Twitter Fined £400,000 For Breaking EU Data Law
Twitter has been fined €450,000 (£400,000) by the Data Protection Commission in Ireland for breaking Europe’s GDPR data privacy rules.
The GDPR is a user and data privacy regulation that came into effect in the EU on May 25, 2018, and was quickly put to use following four separate complaints against Google, Facebook, Instagram, and WhatsApp on the same day over their use of “forced consent.”
Twitter has accepted responsibility. In a statement, the firm blamed “an unanticipated consequence of staffing” during the period between Christmas Day 2018 and 1 Jan 2019 for its failure to comply with notifying the regulator within 72 hours of discovering the breach.
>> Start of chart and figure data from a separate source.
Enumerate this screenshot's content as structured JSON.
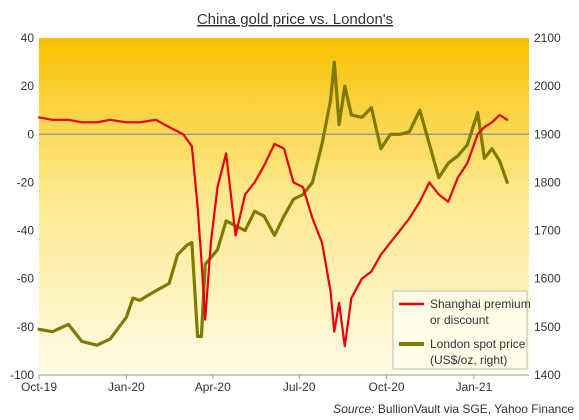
{
  "chart_data": {
    "type": "line",
    "title": "China gold price vs. London's",
    "source_label": "Source:",
    "source_text": "BullionVault via SGE, Yahoo Finance",
    "x_ticks": [
      "Oct-19",
      "Jan-20",
      "Apr-20",
      "Jul-20",
      "Oct-20",
      "Jan-21"
    ],
    "xlim": [
      "2019-10-01",
      "2021-02-28"
    ],
    "y_left": {
      "ticks": [
        "40",
        "20",
        "0",
        "-20",
        "-40",
        "-60",
        "-80",
        "-100"
      ],
      "ylim": [
        -100,
        40
      ]
    },
    "y_right": {
      "ticks": [
        "2100",
        "2000",
        "1900",
        "1800",
        "1700",
        "1600",
        "1500",
        "1400"
      ],
      "ylim": [
        1400,
        2100
      ]
    },
    "grid": false,
    "zero_line": true,
    "legend_position": "bottom-right",
    "colors": {
      "premium": "#e8000b",
      "london": "#7f7a00",
      "zero_line": "#9a9a9a",
      "bg_top": "#f7c000",
      "bg_bottom": "#fffbe6"
    },
    "series": [
      {
        "name": "Shanghai premium or discount",
        "legend_lines": [
          "Shanghai premium",
          "or discount"
        ],
        "axis": "left",
        "points": [
          [
            "2019-10-01",
            7
          ],
          [
            "2019-10-15",
            6
          ],
          [
            "2019-11-01",
            6
          ],
          [
            "2019-11-15",
            5
          ],
          [
            "2019-12-01",
            5
          ],
          [
            "2019-12-15",
            6
          ],
          [
            "2020-01-01",
            5
          ],
          [
            "2020-01-15",
            5
          ],
          [
            "2020-02-01",
            6
          ],
          [
            "2020-02-15",
            3
          ],
          [
            "2020-03-01",
            0
          ],
          [
            "2020-03-10",
            -5
          ],
          [
            "2020-03-16",
            -30
          ],
          [
            "2020-03-20",
            -52
          ],
          [
            "2020-03-24",
            -77
          ],
          [
            "2020-03-30",
            -45
          ],
          [
            "2020-04-06",
            -22
          ],
          [
            "2020-04-15",
            -8
          ],
          [
            "2020-04-25",
            -42
          ],
          [
            "2020-05-05",
            -25
          ],
          [
            "2020-05-15",
            -20
          ],
          [
            "2020-05-25",
            -13
          ],
          [
            "2020-06-05",
            -4
          ],
          [
            "2020-06-15",
            -6
          ],
          [
            "2020-06-25",
            -20
          ],
          [
            "2020-07-05",
            -22
          ],
          [
            "2020-07-15",
            -35
          ],
          [
            "2020-07-25",
            -45
          ],
          [
            "2020-08-03",
            -65
          ],
          [
            "2020-08-07",
            -82
          ],
          [
            "2020-08-12",
            -70
          ],
          [
            "2020-08-18",
            -88
          ],
          [
            "2020-08-25",
            -68
          ],
          [
            "2020-09-05",
            -60
          ],
          [
            "2020-09-15",
            -57
          ],
          [
            "2020-09-25",
            -50
          ],
          [
            "2020-10-05",
            -45
          ],
          [
            "2020-10-15",
            -40
          ],
          [
            "2020-10-25",
            -35
          ],
          [
            "2020-11-05",
            -28
          ],
          [
            "2020-11-15",
            -20
          ],
          [
            "2020-11-25",
            -25
          ],
          [
            "2020-12-05",
            -28
          ],
          [
            "2020-12-15",
            -18
          ],
          [
            "2020-12-25",
            -12
          ],
          [
            "2021-01-05",
            0
          ],
          [
            "2021-01-12",
            3
          ],
          [
            "2021-01-20",
            5
          ],
          [
            "2021-01-28",
            8
          ],
          [
            "2021-02-05",
            6
          ]
        ]
      },
      {
        "name": "London spot price (US$/oz, right)",
        "legend_lines": [
          "London spot price",
          "(US$/oz, right)"
        ],
        "axis": "right",
        "points": [
          [
            "2019-10-01",
            1495
          ],
          [
            "2019-10-15",
            1490
          ],
          [
            "2019-11-01",
            1505
          ],
          [
            "2019-11-15",
            1470
          ],
          [
            "2019-12-01",
            1462
          ],
          [
            "2019-12-15",
            1475
          ],
          [
            "2020-01-01",
            1520
          ],
          [
            "2020-01-08",
            1560
          ],
          [
            "2020-01-15",
            1555
          ],
          [
            "2020-02-01",
            1575
          ],
          [
            "2020-02-15",
            1590
          ],
          [
            "2020-02-24",
            1650
          ],
          [
            "2020-03-05",
            1670
          ],
          [
            "2020-03-10",
            1675
          ],
          [
            "2020-03-16",
            1480
          ],
          [
            "2020-03-20",
            1480
          ],
          [
            "2020-03-24",
            1630
          ],
          [
            "2020-04-06",
            1660
          ],
          [
            "2020-04-15",
            1720
          ],
          [
            "2020-04-25",
            1710
          ],
          [
            "2020-05-05",
            1700
          ],
          [
            "2020-05-15",
            1740
          ],
          [
            "2020-05-25",
            1730
          ],
          [
            "2020-06-05",
            1690
          ],
          [
            "2020-06-15",
            1730
          ],
          [
            "2020-06-25",
            1765
          ],
          [
            "2020-07-05",
            1775
          ],
          [
            "2020-07-15",
            1800
          ],
          [
            "2020-07-25",
            1880
          ],
          [
            "2020-08-03",
            1970
          ],
          [
            "2020-08-07",
            2050
          ],
          [
            "2020-08-12",
            1920
          ],
          [
            "2020-08-18",
            2000
          ],
          [
            "2020-08-25",
            1940
          ],
          [
            "2020-09-05",
            1935
          ],
          [
            "2020-09-15",
            1955
          ],
          [
            "2020-09-25",
            1870
          ],
          [
            "2020-10-05",
            1900
          ],
          [
            "2020-10-15",
            1900
          ],
          [
            "2020-10-25",
            1905
          ],
          [
            "2020-11-05",
            1950
          ],
          [
            "2020-11-15",
            1880
          ],
          [
            "2020-11-25",
            1810
          ],
          [
            "2020-12-05",
            1840
          ],
          [
            "2020-12-15",
            1855
          ],
          [
            "2020-12-25",
            1878
          ],
          [
            "2021-01-05",
            1945
          ],
          [
            "2021-01-12",
            1850
          ],
          [
            "2021-01-20",
            1870
          ],
          [
            "2021-01-28",
            1845
          ],
          [
            "2021-02-05",
            1800
          ]
        ]
      }
    ]
  }
}
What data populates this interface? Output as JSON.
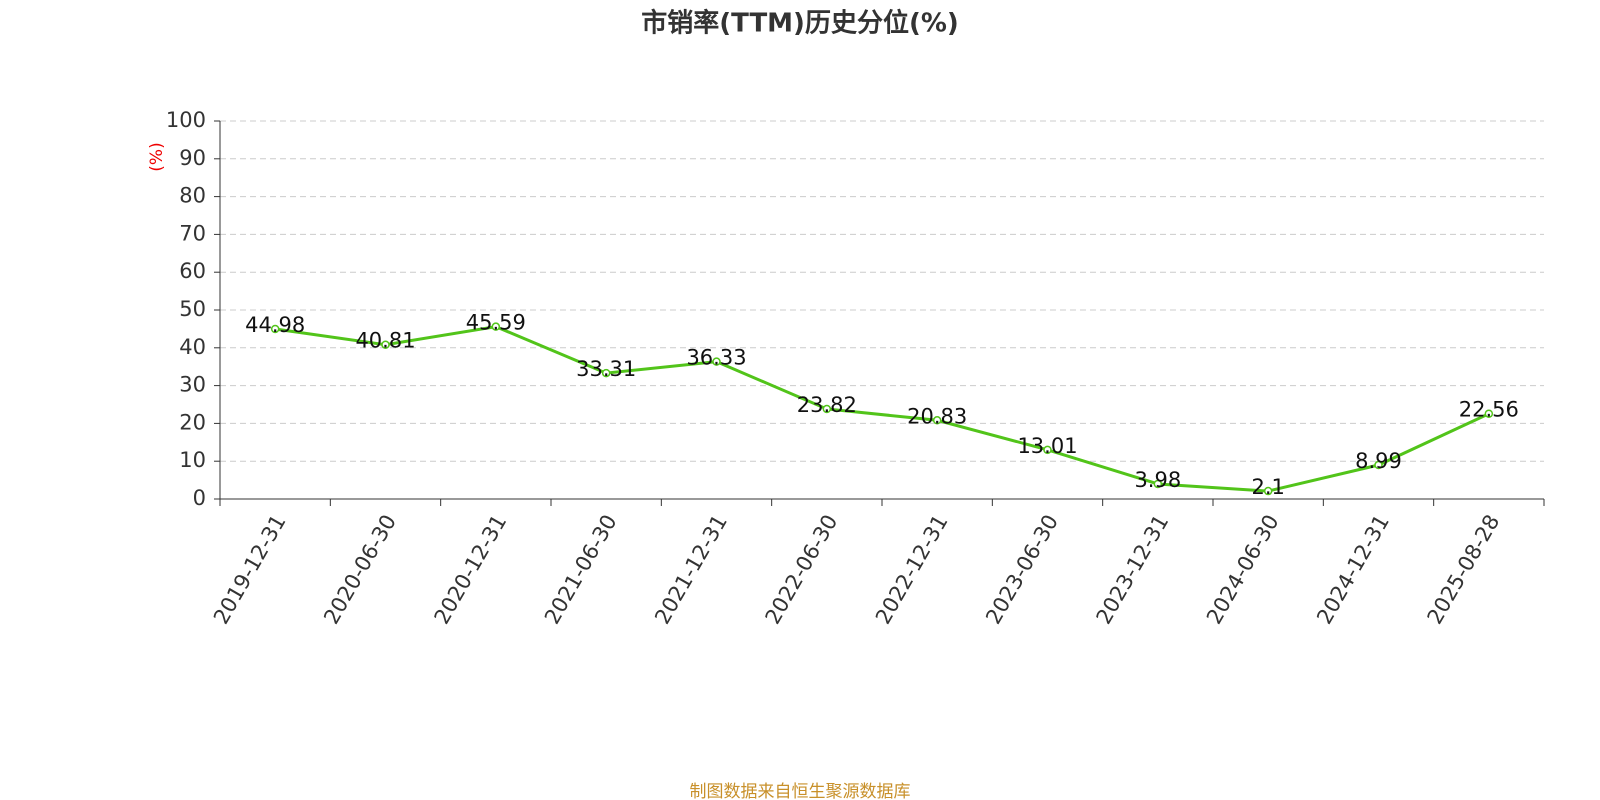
{
  "chart_data": {
    "type": "line",
    "title": "市销率(TTM)历史分位(%)",
    "y_label": "(%)",
    "categories": [
      "2019-12-31",
      "2020-06-30",
      "2020-12-31",
      "2021-06-30",
      "2021-12-31",
      "2022-06-30",
      "2022-12-31",
      "2023-06-30",
      "2023-12-31",
      "2024-06-30",
      "2024-12-31",
      "2025-08-28"
    ],
    "series": [
      {
        "name": "市销率(TTM)历史分位",
        "color": "#52c41a",
        "values": [
          44.98,
          40.81,
          45.59,
          33.31,
          36.33,
          23.82,
          20.83,
          13.01,
          3.98,
          2.1,
          8.99,
          22.56
        ]
      }
    ],
    "ylim": [
      0,
      100
    ],
    "yticks": [
      0,
      10,
      20,
      30,
      40,
      50,
      60,
      70,
      80,
      90,
      100
    ],
    "grid": true,
    "source": "制图数据来自恒生聚源数据库"
  }
}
“We respect the IDPC’s decision, which relates to a failure in our incident response process,” said Damien Kieran, Twitter’s chief privacy officer and global data protection officer.
Twitter worked closely with the Irish Data Protection Commission (@DPCIreland) to support their investigation. We have a shared commitment to online security and privacy, and we respect their decision, which relates to a failure in our incident response process.— Twitter Comms (@TwitterComms) December 15, 2020
The IDPC said it believed the fine was “an effective, proportionate and dissuasive measure”.
It related to a bug affecting Android users who had made their tweets private – it meant that if they made some changes to their account, their tweets could have been made public in error. The bug dated back to 2014, the firm said at the time.
It was disclosed in January 2019 and the DPC began its investigation shortly afterwards. Darren Wray, of privacy firm Guardum, said the penalty was a sign that the teeth of the GDPR were “getting sharper”. “This case should send a message to large tech firms that they need to take their data privacy responsibilities very seriously,” he said.